The Ace of Swords is the triumph of an idea. During the Sixties ideas competed intractably and, as they hardened into beliefs, became swords that cut deeply into the fecund imaginations fed by the Cups. Where water fertilizes boundless dreams, the Swords return to a zero sum game. It is the slash of reality against the uplifting bloom, a "cutting down to size" of overgrown aspirations. As Robert Wang writes of the Ace in Tarot Psychology, "this is a power struggle; this is the card of ideological conflict, a battle over principle and over points of view where the strongest (and not necessarily the best) advocate is the victor." It is the truncheon and fire hose applied against Birmingham children marching for civil rights in 1963. It is the spray of police gunfire that murdered Black Panther Fred Hampton in his bed. It is the National Guard firing rifles at Kent State students in 1971 or Russian tanks rolling into Prague in 1968.

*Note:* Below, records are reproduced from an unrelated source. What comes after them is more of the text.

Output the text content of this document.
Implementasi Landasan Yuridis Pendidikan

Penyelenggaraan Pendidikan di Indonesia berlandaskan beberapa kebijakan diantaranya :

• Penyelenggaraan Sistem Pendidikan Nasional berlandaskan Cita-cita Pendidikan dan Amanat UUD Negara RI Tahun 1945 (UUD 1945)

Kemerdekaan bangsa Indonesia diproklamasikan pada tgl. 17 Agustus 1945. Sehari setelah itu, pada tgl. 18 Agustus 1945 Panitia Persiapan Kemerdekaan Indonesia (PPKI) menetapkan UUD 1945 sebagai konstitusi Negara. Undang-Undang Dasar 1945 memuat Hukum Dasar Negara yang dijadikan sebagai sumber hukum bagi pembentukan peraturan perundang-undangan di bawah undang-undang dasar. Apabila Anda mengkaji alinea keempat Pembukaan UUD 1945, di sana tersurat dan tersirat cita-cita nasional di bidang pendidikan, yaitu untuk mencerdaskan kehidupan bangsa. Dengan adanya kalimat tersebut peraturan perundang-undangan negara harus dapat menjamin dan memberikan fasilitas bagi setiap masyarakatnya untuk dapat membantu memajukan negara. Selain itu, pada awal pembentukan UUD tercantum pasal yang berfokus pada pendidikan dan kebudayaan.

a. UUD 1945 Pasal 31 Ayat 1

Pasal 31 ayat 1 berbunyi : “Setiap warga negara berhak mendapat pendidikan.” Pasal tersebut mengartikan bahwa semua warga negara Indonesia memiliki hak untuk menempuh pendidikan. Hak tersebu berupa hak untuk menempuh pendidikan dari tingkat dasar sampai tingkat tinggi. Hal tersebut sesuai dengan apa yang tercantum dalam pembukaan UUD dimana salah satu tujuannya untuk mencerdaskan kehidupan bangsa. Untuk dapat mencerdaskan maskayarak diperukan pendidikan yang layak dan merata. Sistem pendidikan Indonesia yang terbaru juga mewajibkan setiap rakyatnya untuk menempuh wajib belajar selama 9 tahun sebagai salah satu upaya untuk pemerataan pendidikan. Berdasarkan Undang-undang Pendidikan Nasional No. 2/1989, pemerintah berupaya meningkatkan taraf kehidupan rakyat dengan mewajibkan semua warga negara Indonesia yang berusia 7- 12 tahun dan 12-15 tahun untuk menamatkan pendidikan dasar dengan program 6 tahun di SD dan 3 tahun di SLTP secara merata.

Robert Moses was a native of the Harlem housing projects. He began working for the civil rights movement in 1960, becoming field secretary for the Student Non-Violent Coordinating Committee (SNCC). As director of SNCC's Mississippi Project, Moses traveled to the Deep South, attempting in 1961 to register blacks to vote in the rural counties of Amite and Pike. Out of 14,500 blacks eligible to vote, only 38 were registered in Pike and three in Amite. Amite especially was a stronghold of racism where a minority of white citizens had held power since the Compromise of 1876 ended Reconstruction. White citizens had driven blacks off their land; disenfranchised them, and . . . free of interference from the federal government . . . had terrorized them with lynchings and shootings. A few Amite blacks still owned land but only because their grandparents had fought back to keep it. Moses walked alone into this milieu and found a handful of Amite blacks willing to support a voter registration drive. One was farmer Herbert Lee.

For a month after his arrival, Moses had contacted ministers, teachers, and farmers of the black community to try to organize a voter registration drive. As muckraking Sixties journalist Jack Newfield reported, civil rights workers had not even tried to enter Mississippi until 1952. The first was shot and killed and the second was shot and run out of the state. Next came Bob Moses in July 1961. He managed to register a handful of blacks before a state highway patrolman stopped him and put him in jail. Thereafter Moses was harassed, beaten and repeatedly arrested. When he showed up at the Amite county courthouse with a group of blacks who wanted to register, the clerk closed her office and more than 100 white men, all carrying guns, took over the building. Still, Moses managed to hold the interest of a few brave black citizens, and Lee was among them. Lee agreed to register just days after the courthouse incident, even though he'd heard that white farmer and state representative E.H. Hurst had threatened to kill him. Hurst made good on his threat, following Lee in his truck and forcing him out before shooting him once in the head with a .38 caliber revolver. Lee fell into the street in front of at least a dozen witnesses. Hurst escaped and by the afternoon had been acquitted by a coroner's jury that ruled Hurst killed Lee in self-defense.

In so many ways the nation's Civil War of 1861-65 was fought again during the civil rights struggles of 1961-65. A little more than a year before Moses' arrival in Amite County, South African police had opened fire on non-violent black demonstrators in the town of Sharpeville, killing 69 people including eight women and 10 children. Had Lincoln lost the Civil War, had a Confederated States of America held sovereignty over the continental south, it is not hard to imagine that Martin Luther King's 1963 Birmingham march might have turned into a Sharpeville-like massacre.